Lo de British Airways es una Crisis de Cultura, no de Sistemas

A veces las computadoras nos abandonan.  Este fin de semana British Airways tuvo que cancelar casi todos sus vuelos por más de dos días, dejando varadas a más de 75.000 personas que no pudieron estar donde habían planeado estar.  Aunque BA le echó la culpa a sus sistemas, lo que le molestó a sus clientes fue la enorme falta de comunicación. 

En vez de salir a comunicar, el esfuerzo se concentró en buscar los responsables por el desperfecto técnico.

Mientras tanto, cada entrevista a los pasajeros que quedaron atrapados en aviones o aeropuertos, era un ejemplo claro del impacto negativo de la falta de comunicación, no la de transporte.  

Los humanos preferimos saber.  

Somos mucho más tolerantes, flexibles y resilientes cuando sabemos donde estamos parados.   Esto ya lo saben las aerolíneas, cuando los pilotos anuncian que 'estamos entrando en una zona de turbulencias'.  Puede que no nos gusten los sacudones, pero por lo menos estamos mucho más relajados cuando sabemos lo que está pasando y, lo más importante, que hay alguien que tiene el control de la situación.  En vez de imaginarnos escenarios catastróficos, sujetamos el vaso de Gin & Tonic para que no se derrame sobre nuestras laptops.  

¿Por qué necesitamos saber, los humanos?

No es una cuestión de curiosidad.   Es porque nuestros sistemas cognitivos están diseñados para entender el contexto y prepararnos para responder adecuadamente.   Si no tenemos información confiable, usaremos lo que tenemos a mano para que nuestras creencias no queden en blanco.   Las miles de personas que quedaron atrapadas dentro de tubos de metal o varadas en aeropuertos desbordados, necesitaron tener creencias al respecto.  Y esas creencias, lamentablemente, dieron lugar a emociones muy fuertes, haciendo imposible la idea de 'relajarse y disfrutar del viaje.'

Los seres humanos podemos tolerar mucho cuando entendemos lo que está pasando.   Usamos información para domar nuestras amígdalas (la parte más antigua de nuestro cerebro), evitando las reacciones más básicas de pelea o huida (aunque esta segunda opción no estaba disponible para muchos).

Mientras que ejércitos de especialistas en sistemas volvían corriendo a sus puestos de trabajo (pues el sistema no les permitía acceder de forma remota) , British Airways debería haber elegido a un equipo de verdaderos expertos en comunicación (con conocimientos de Psicología de la Conducta), para manejar el problema más importante para el negocio:  los sistemas de creencias de los clientes.   Creo que esta vez, BA se perdió una gran oportunidad.

BA tiene que seriamente cambiar su cultura

Como a muchos, todavía me gusta BA.  Hace muchos años que llevo mi tarjeta dorada en todo mi equipaje, sintiéndome muy especial de pertenecer a semejante marca.

Mi sesgo profesional me convirtió en un antropólogo que convierte en investigaciones etnográficas cada interacción con los empleados de una empresa.

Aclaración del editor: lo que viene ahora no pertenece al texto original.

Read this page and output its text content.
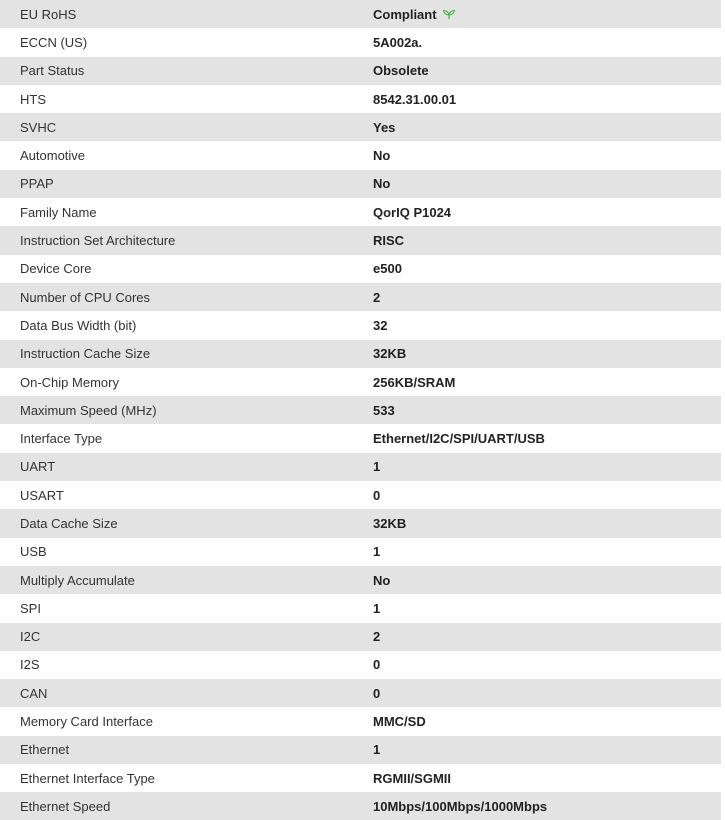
EU RoHS	Compliant
ECCN (US)	5A002a.
Part Status	Obsolete
HTS	8542.31.00.01
SVHC	Yes
Automotive	No
PPAP	No
Family Name	QorIQ P1024
Instruction Set Architecture	RISC
Device Core	e500
Number of CPU Cores	2
Data Bus Width (bit)	32
Instruction Cache Size	32KB
On-Chip Memory	256KB/SRAM
Maximum Speed (MHz)	533
Interface Type	Ethernet/I2C/SPI/UART/USB
UART	1
USART	0
Data Cache Size	32KB
USB	1
Multiply Accumulate	No
SPI	1
I2C	2
I2S	0
CAN	0
Memory Card Interface	MMC/SD
Ethernet	1
Ethernet Interface Type	RGMII/SGMII
Ethernet Speed	10Mbps/100Mbps/1000Mbps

Confieso que me la paso haciendo 'entrevistas cognitivas' secretas cada vez que converso con las azafatas, especialmente cuando rellenan mi Gin & Tonic (no vean un patrón en este caso, por favor).

Desde hace años que BA está tratando de mejorar, pero creo que se concentraron en los problemas equivocados.  Claro que los sistemas de información tienen que funcionar, y bien.  Pero es la Cultura la que tiene que cambiar para que el negocio de British Airways se recupere.

BA necesita un profundo y honesto Cambio Cultural, pero no a través de campañas internas donde los empleados tienen que memorizar valore y conductas.   Eso no cambia culturas!

Me falta muy poco para alcanzar mi membresía vitalicia de 'BA Lifetime Gold card', y no quiero sentir que perdí años de fidelidad con la marca.  Yo se que he sido una víctima de efecto 'bandwaggon' con un toque de 'aversión a la pérdida', pero no estoy dispuesto a considerar mi lealtad como un costo hundido todavía.

Seguramente en este momento, la gente de sistemas de BA ya haya reparado los daños y los miles de pasajeros hayan llegado sanos y salvos a destino.   Pero me pregunto si esta semana el CEO llamará a una reunión de emergencia para mejorar la cultura, creando un foco verdadero en entender lo que el cliente realmente necesita.

Por cierto, me encanta el nuevo fast-track de Heathrow.  Gracias, BA por esto!